Il risultato è “Going back home”, pubblicato dalla recentemente rinata Chess Records (altro marchio storico e leggendario), ed è semplicemente una goduria, una sequela di riff potenti e precisi, di sventagliate di rock’n’roll sporcato di negro, di suoni decisamente rétro. Non c’è spazio per la malinconia. Non l’ombra di autocommiserazione. Neppure la serena rassegnazione che – per citare un esempio simile – permeava in alcuni episodi i solchi di The Wind, il disco testamento di Warren Zevon.

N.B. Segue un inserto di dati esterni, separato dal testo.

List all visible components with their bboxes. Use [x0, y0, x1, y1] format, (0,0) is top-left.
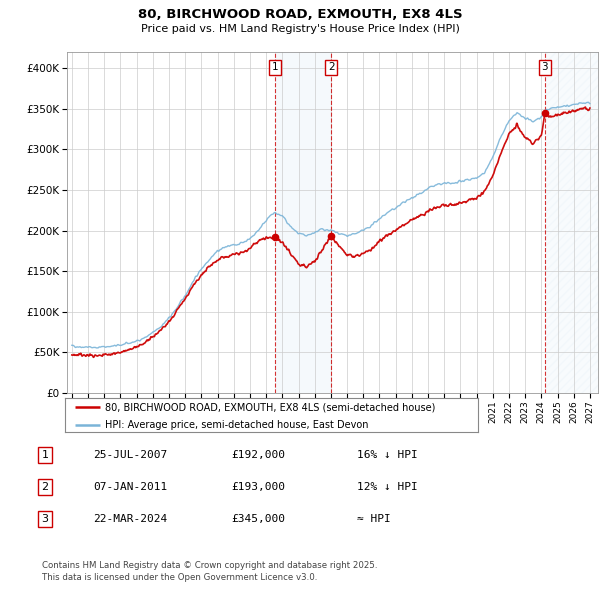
Text: 16% ↓ HPI: 16% ↓ HPI — [357, 450, 418, 460]
Text: £193,000: £193,000 — [231, 482, 285, 492]
Text: Price paid vs. HM Land Registry's House Price Index (HPI): Price paid vs. HM Land Registry's House … — [140, 24, 460, 34]
Text: 80, BIRCHWOOD ROAD, EXMOUTH, EX8 4LS (semi-detached house): 80, BIRCHWOOD ROAD, EXMOUTH, EX8 4LS (se… — [106, 402, 436, 412]
Text: 80, BIRCHWOOD ROAD, EXMOUTH, EX8 4LS: 80, BIRCHWOOD ROAD, EXMOUTH, EX8 4LS — [137, 8, 463, 21]
Text: 07-JAN-2011: 07-JAN-2011 — [93, 482, 167, 492]
Text: Contains HM Land Registry data © Crown copyright and database right 2025.
This d: Contains HM Land Registry data © Crown c… — [42, 561, 377, 582]
Bar — [545, 52, 598, 393]
Text: 22-MAR-2024: 22-MAR-2024 — [93, 514, 167, 524]
Text: HPI: Average price, semi-detached house, East Devon: HPI: Average price, semi-detached house,… — [106, 419, 369, 430]
Bar — [275, 52, 331, 393]
Text: 3: 3 — [542, 63, 548, 73]
Text: £192,000: £192,000 — [231, 450, 285, 460]
Text: 2: 2 — [328, 63, 335, 73]
Text: £345,000: £345,000 — [231, 514, 285, 524]
Text: 1: 1 — [41, 450, 49, 460]
Text: 12% ↓ HPI: 12% ↓ HPI — [357, 482, 418, 492]
Text: 3: 3 — [41, 514, 49, 524]
Text: 2: 2 — [41, 482, 49, 492]
Text: ≈ HPI: ≈ HPI — [357, 514, 391, 524]
Text: 25-JUL-2007: 25-JUL-2007 — [93, 450, 167, 460]
Text: 1: 1 — [272, 63, 278, 73]
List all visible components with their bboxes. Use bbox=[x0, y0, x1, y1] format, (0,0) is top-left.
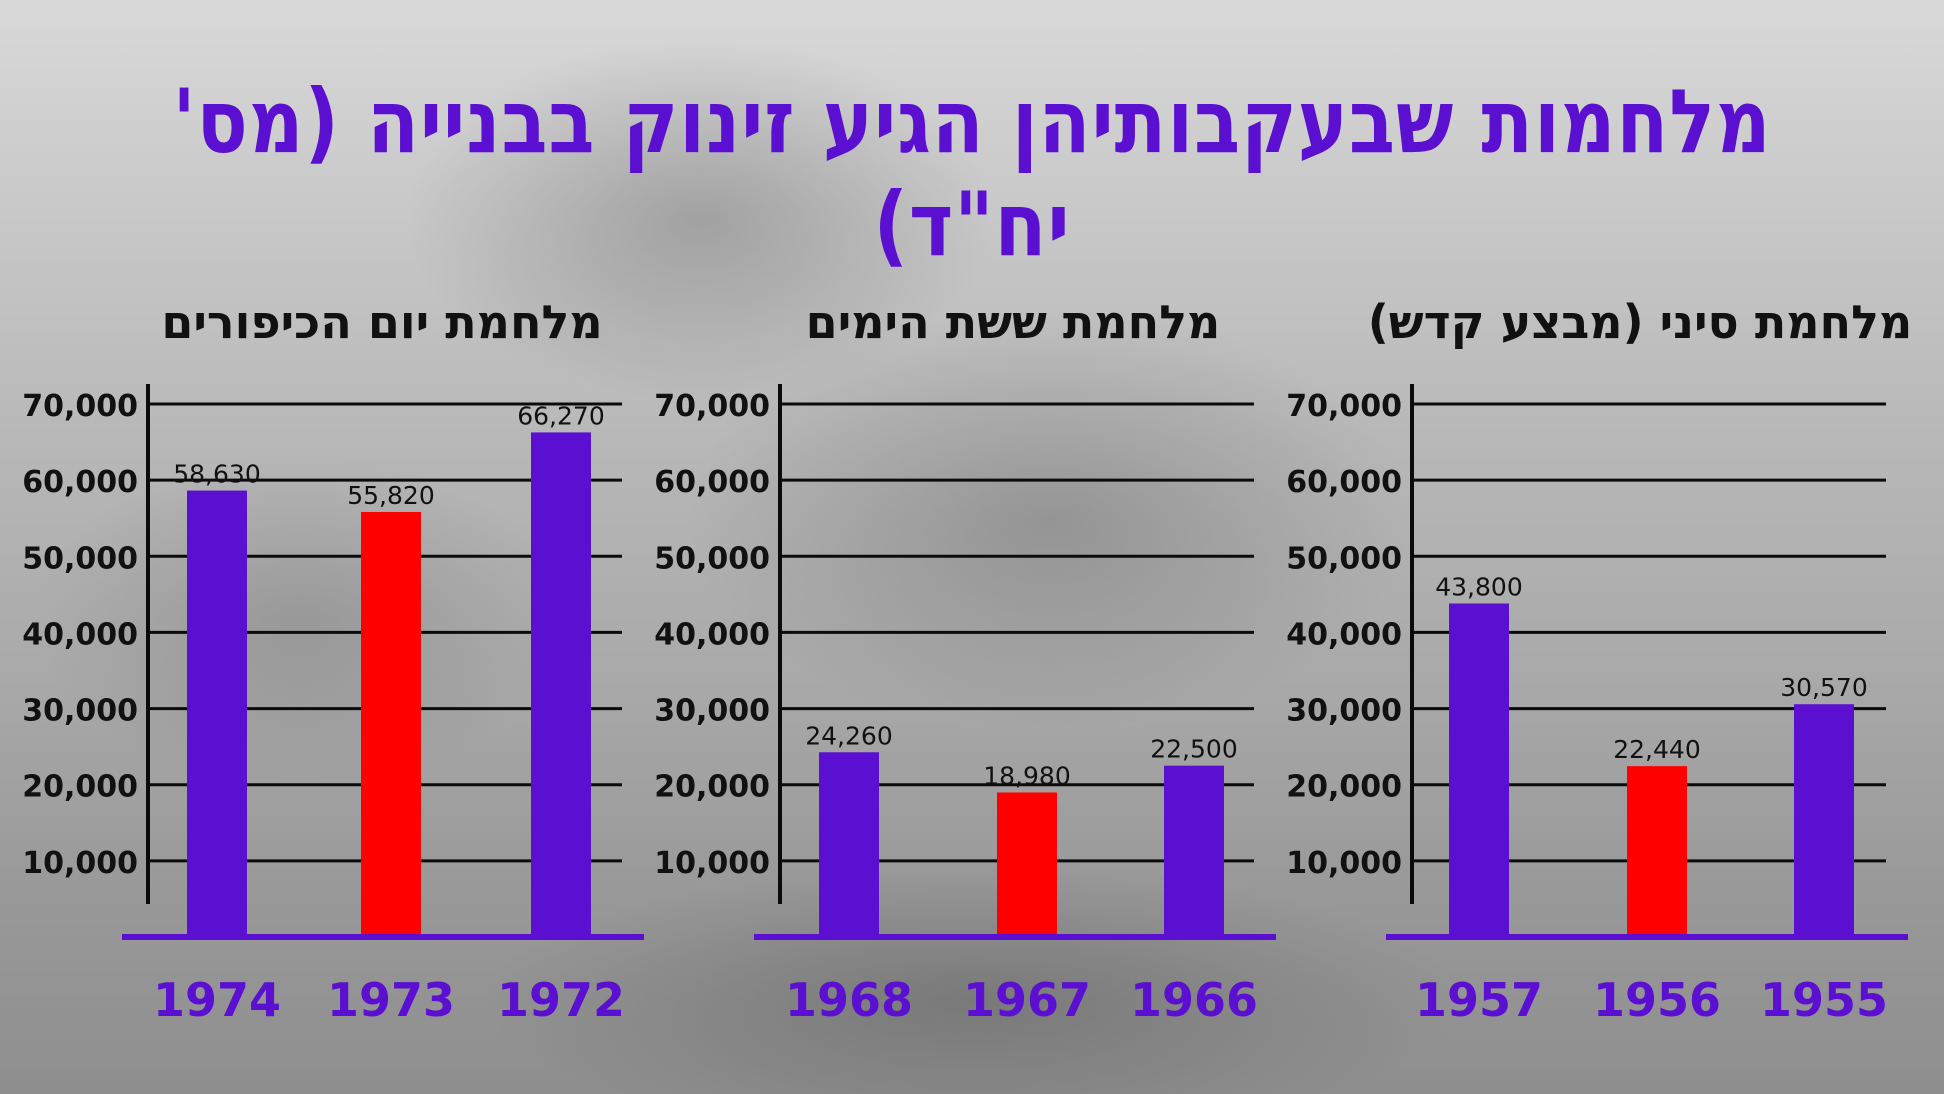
bar bbox=[187, 490, 247, 937]
y-tick-label: 60,000 bbox=[22, 465, 138, 500]
bar-value-label: 43,800 bbox=[1435, 572, 1522, 601]
y-tick-label: 40,000 bbox=[22, 617, 138, 652]
y-tick-label: 10,000 bbox=[1286, 846, 1402, 881]
y-tick-label: 10,000 bbox=[654, 846, 770, 881]
bar bbox=[361, 511, 421, 937]
y-tick-label: 70,000 bbox=[22, 389, 138, 424]
chart-title: מלחמת ששת הימים bbox=[806, 295, 1221, 349]
page-title: מלחמות שבעקבותיהן הגיע זינוק בבנייה (מס'… bbox=[172, 70, 1772, 276]
x-tick-label: 1968 bbox=[785, 973, 913, 1027]
y-tick-label: 50,000 bbox=[654, 541, 770, 576]
bar-value-label: 66,270 bbox=[517, 401, 604, 430]
bar-value-label: 58,630 bbox=[173, 460, 260, 489]
y-tick-label: 50,000 bbox=[22, 541, 138, 576]
x-tick-label: 1967 bbox=[963, 973, 1091, 1027]
x-tick-label: 1972 bbox=[497, 973, 625, 1027]
bar-value-label: 22,500 bbox=[1150, 735, 1237, 764]
bar-value-label: 18,980 bbox=[983, 761, 1070, 790]
chart-title: מלחמת סיני (מבצע קדש) bbox=[1368, 295, 1913, 349]
y-tick-label: 40,000 bbox=[1286, 617, 1402, 652]
bar bbox=[819, 752, 879, 937]
chart-title: מלחמת יום הכיפורים bbox=[161, 295, 602, 349]
y-tick-label: 30,000 bbox=[654, 694, 770, 729]
x-tick-label: 1973 bbox=[327, 973, 455, 1027]
y-tick-label: 50,000 bbox=[1286, 541, 1402, 576]
bar-value-label: 30,570 bbox=[1780, 673, 1867, 702]
y-tick-label: 70,000 bbox=[1286, 389, 1402, 424]
bar-value-label: 22,440 bbox=[1613, 735, 1700, 764]
y-tick-label: 60,000 bbox=[654, 465, 770, 500]
x-tick-label: 1966 bbox=[1130, 973, 1258, 1027]
x-tick-label: 1974 bbox=[153, 973, 281, 1027]
bar bbox=[1449, 603, 1509, 937]
y-tick-label: 70,000 bbox=[654, 389, 770, 424]
y-tick-label: 40,000 bbox=[654, 617, 770, 652]
y-tick-label: 20,000 bbox=[654, 770, 770, 805]
y-tick-label: 60,000 bbox=[1286, 465, 1402, 500]
x-tick-label: 1957 bbox=[1415, 973, 1543, 1027]
bar bbox=[997, 792, 1057, 937]
bar bbox=[1164, 765, 1224, 937]
x-tick-label: 1955 bbox=[1760, 973, 1888, 1027]
y-tick-label: 20,000 bbox=[1286, 770, 1402, 805]
y-tick-label: 10,000 bbox=[22, 846, 138, 881]
x-tick-label: 1956 bbox=[1593, 973, 1721, 1027]
bar bbox=[531, 432, 591, 937]
bar-value-label: 55,820 bbox=[347, 481, 434, 510]
bar-value-label: 24,260 bbox=[805, 721, 892, 750]
y-tick-label: 30,000 bbox=[1286, 694, 1402, 729]
bar bbox=[1627, 766, 1687, 937]
y-tick-label: 20,000 bbox=[22, 770, 138, 805]
y-tick-label: 30,000 bbox=[22, 694, 138, 729]
bar bbox=[1794, 704, 1854, 937]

“Going back home” è un disco che trabocca di vita: protagonista è, manco a dirlo, proprio la chitarra di Wilko Johnson, il cui tiro inconfondibile è il tappeto su cui si appoggia la potente voce di Daltrey che, nonostante sia quasi irriconoscibile rispetto ai tempi gloriosi degli Who, causa un notevole restringimento dell’estensione, si cala nella parte del cantante di blues e tira fuori la sua anima più rhythm’n’blues. A volte diventa quasi un cantante soul (come in Turned 21, l’unica ballata del disco), a volte si immerge nel rock’n’roll ora più spinto (I keep it to myself, Going back home) ora vagamente più swingante (Everybody’s carrying a gun). In altri episodi, lui e Johnson giocano a calarsi nelle atmosfere blues che furono care a Dylan (la citata Can you please crawl out your window? ed una Some kind of hero che sembra uscita dritta dritta dalle sessions di Highway 61 revisited). La grandezza del Johnson chitarrista, le cui doti ritmiche sarebbero da far studiare e ristudiare a chi prende lo strumento in mano, emerge poi in pezzi come Sneaking suspicion o Keep on lovin’ you, in cui da solo è capace di costruire le impalcature ritmiche dell’intera band e, nel mezzo, di inserire fill solistici brevissimi e ficcanti.
Potente, incredibilmente potente, rugginoso e ruggente. Questi sono gli attributi di Going back home. Altro che testamento: questo disco è una celebrazione. Una celebrazione della forza naturale del rock’n’roll. Non si avverte, nemmeno per un secondo, neppure l’istinto di esorcizzare la morte attraverso l’intensità della vita. No, niente di tutto questo. È una boccaccia, una smorfia ironica di quelle che Wilko è solito mostrare durante i suoi spettacoli. Eccolo lì, ce lo vediamo Wilko Johnson che se la ride dicendo a tutti: “fanculo, sono ancora vivo!”. Lunga vita a Wilko Johnson! Lunga vita al rock’n’roll.